Universal Conductance Fluctuations in Single-crystalline RuO2 Nanowires

• Main Authors: Lien, An-Shao, 連安劭
• Other Authors: Lin, John-Jong
• Format: Others
• Language: zh-TW
• Published: 2009
• Online Access: http://ndltd.ncl.edu.tw/handle/21445977922551322950

碩士 === 國立交通大學 === 物理研究所 === 97 === Recently, as progresses in computer instustry, the electronic devices are made smaller and smaller. In such small systems, classical Boltzmann transport theorem is not applied and quantum modification must be added. As a result, quantum interference phenomena have been important topics in physics. The weak localization effect has been studied for a long time and has become a convenient tool to determine the dephasing time. On the other hand, there are less articles about universal conductance fluctuations, which has been pointed out having great potential for researches.
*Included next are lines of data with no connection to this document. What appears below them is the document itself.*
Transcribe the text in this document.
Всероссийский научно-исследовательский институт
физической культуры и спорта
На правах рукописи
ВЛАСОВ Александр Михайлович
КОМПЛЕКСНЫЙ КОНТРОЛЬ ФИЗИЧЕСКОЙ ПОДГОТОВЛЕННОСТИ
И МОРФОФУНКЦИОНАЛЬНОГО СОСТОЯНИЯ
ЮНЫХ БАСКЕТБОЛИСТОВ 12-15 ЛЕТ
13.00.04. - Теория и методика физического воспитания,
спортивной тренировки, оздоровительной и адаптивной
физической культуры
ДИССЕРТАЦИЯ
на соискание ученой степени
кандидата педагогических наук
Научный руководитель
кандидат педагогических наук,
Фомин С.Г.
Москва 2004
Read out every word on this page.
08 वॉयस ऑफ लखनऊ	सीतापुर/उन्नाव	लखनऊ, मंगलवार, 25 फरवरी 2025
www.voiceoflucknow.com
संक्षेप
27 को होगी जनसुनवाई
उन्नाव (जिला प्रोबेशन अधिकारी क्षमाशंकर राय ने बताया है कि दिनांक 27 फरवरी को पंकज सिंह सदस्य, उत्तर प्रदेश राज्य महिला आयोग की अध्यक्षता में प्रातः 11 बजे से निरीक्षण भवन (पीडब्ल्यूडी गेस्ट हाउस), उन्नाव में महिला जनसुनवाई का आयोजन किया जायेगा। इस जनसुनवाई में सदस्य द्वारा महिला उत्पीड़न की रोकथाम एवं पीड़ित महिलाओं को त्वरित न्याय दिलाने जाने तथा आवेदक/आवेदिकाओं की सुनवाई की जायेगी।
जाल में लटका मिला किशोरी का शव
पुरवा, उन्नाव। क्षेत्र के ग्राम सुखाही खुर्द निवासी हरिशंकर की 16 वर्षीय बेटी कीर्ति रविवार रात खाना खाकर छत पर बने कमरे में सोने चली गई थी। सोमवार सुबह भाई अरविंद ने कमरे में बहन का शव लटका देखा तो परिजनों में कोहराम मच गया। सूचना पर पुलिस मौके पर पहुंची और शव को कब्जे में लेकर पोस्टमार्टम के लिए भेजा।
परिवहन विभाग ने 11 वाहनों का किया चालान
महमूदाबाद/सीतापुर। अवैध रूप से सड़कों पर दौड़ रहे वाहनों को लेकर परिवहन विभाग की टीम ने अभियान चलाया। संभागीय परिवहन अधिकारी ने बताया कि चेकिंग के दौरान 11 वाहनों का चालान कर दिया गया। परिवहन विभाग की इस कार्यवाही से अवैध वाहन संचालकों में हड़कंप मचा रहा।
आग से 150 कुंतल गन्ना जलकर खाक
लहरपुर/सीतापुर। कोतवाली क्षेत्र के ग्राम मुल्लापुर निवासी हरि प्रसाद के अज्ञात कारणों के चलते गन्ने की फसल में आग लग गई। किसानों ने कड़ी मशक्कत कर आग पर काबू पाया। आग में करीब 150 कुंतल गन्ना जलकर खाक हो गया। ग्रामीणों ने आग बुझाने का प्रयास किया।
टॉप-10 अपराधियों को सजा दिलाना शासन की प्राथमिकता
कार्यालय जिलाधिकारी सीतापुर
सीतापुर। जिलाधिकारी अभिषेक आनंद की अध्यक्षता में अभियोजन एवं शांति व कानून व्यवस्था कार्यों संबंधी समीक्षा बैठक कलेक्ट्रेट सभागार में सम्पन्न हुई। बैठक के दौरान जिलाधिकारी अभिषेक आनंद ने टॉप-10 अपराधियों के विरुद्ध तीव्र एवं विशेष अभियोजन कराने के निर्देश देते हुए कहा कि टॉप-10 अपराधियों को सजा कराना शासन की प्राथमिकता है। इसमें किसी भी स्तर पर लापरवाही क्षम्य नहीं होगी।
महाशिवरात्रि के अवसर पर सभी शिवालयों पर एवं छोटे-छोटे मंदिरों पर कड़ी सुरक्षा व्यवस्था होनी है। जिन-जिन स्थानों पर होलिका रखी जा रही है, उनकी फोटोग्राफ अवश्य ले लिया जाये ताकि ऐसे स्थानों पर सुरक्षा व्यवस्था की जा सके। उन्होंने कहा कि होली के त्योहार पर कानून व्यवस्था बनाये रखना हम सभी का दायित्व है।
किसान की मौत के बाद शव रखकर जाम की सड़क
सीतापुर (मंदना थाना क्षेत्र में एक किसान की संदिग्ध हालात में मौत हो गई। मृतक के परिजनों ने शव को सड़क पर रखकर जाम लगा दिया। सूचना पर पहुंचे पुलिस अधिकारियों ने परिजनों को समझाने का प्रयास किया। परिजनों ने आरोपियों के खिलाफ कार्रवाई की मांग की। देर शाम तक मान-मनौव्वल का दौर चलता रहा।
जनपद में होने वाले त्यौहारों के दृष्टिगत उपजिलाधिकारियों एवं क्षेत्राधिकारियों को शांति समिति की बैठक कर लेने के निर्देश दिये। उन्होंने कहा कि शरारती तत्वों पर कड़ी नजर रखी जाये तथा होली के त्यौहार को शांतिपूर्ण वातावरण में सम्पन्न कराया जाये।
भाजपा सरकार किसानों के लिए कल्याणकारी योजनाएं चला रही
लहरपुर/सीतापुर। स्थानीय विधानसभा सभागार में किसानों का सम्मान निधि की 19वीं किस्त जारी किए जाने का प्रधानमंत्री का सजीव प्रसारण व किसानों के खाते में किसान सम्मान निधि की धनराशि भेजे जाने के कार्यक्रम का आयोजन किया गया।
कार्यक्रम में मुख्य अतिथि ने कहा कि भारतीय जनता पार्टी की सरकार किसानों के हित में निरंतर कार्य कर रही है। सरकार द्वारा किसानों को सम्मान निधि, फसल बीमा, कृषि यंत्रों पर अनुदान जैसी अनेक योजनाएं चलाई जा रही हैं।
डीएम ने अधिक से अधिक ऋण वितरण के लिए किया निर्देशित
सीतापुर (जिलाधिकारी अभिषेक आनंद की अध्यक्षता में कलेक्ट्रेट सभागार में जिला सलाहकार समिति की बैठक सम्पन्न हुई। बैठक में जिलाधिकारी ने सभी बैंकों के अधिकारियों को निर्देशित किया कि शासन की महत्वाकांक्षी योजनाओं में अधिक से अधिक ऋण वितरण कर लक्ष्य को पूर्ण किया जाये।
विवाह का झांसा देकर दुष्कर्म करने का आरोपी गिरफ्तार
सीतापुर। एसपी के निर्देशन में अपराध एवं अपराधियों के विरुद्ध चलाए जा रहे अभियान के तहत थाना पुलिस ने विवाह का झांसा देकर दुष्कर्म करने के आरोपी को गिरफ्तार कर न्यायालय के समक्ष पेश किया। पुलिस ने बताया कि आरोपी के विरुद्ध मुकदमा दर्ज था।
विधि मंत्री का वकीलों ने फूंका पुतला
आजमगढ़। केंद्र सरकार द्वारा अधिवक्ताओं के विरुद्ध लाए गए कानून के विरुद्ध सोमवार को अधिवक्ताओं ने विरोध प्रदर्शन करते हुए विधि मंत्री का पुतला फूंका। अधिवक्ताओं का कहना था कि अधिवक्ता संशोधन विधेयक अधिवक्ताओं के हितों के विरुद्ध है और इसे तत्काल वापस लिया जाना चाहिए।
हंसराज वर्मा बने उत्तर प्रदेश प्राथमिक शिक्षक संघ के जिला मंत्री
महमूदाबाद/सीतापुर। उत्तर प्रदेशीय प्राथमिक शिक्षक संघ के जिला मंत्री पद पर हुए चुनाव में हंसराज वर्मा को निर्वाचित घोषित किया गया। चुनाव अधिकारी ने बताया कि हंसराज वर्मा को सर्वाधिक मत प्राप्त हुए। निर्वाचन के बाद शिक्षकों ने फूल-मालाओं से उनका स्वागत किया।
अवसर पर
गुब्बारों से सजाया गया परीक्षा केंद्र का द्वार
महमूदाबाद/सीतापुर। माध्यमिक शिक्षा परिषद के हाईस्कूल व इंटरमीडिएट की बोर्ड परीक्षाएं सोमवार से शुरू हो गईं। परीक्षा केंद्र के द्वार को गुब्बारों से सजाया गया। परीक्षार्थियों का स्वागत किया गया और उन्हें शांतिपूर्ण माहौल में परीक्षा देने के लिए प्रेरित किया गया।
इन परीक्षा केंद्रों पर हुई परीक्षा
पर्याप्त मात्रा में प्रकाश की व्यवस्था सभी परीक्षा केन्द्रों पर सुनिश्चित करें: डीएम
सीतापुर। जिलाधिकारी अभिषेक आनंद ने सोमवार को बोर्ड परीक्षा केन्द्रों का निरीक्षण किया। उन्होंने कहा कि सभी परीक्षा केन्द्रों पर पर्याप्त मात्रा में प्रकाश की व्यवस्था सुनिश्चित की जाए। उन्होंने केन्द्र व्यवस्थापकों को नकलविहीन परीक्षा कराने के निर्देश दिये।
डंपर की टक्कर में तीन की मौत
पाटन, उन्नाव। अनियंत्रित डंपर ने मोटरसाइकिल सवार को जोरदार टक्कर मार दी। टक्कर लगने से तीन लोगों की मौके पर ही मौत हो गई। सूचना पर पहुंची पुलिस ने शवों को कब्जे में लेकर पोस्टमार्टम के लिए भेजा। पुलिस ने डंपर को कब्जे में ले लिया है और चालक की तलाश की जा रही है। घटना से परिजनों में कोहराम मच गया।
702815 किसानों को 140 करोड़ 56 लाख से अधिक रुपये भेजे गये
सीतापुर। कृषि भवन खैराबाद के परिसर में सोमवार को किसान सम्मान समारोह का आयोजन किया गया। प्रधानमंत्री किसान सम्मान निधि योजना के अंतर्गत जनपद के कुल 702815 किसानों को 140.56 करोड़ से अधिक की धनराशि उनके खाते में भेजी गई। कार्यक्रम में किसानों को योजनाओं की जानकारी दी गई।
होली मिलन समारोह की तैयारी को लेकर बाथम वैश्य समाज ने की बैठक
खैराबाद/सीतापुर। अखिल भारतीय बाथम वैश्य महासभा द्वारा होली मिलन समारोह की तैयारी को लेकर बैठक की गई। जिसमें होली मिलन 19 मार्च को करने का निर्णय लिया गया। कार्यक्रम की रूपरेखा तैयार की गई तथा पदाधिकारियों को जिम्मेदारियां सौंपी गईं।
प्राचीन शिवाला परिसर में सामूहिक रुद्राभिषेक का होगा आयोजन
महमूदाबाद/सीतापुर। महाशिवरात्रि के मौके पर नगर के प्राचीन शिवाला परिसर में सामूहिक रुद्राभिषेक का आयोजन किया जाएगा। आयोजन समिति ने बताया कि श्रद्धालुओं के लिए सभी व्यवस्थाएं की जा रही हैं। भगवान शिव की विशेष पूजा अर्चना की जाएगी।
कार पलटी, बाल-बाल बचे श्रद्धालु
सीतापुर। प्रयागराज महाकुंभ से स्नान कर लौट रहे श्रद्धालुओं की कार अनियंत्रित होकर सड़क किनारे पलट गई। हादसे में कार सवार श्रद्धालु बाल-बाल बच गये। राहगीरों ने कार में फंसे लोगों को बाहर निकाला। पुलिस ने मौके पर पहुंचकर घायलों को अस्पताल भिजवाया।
Due to its sensitivity to mobile impurities, direct observations to atomic or even subatomic movements of impurities is possible and can be applied in many fields. Using the e-beam lithography process to make four-porbe contacts, we measured the electric properties of individual single-crystalline RuO2 nanowires at low temperature. We observed increasing conductance fluctuations as temperature decreased, which has been thought as a feature of universal conductance fluctuations. By analysis, the UCF should come from a one dimension system. But with thermal averaging effect, the data can’t be fit very well. We didn’t observe the reduction of fluctuation magnitude in the present of magnetic field. In R-T data, the increasing resistivity at low temperature was much more larger than the contribution of weak localization effect and electron-electron interaction, and maybe caused by two-level system Kondo effect. We suppose that the universal conductance fluctuations are due to the two-level systems formed by point defects in nanowires. Results of R-T data also support this argument.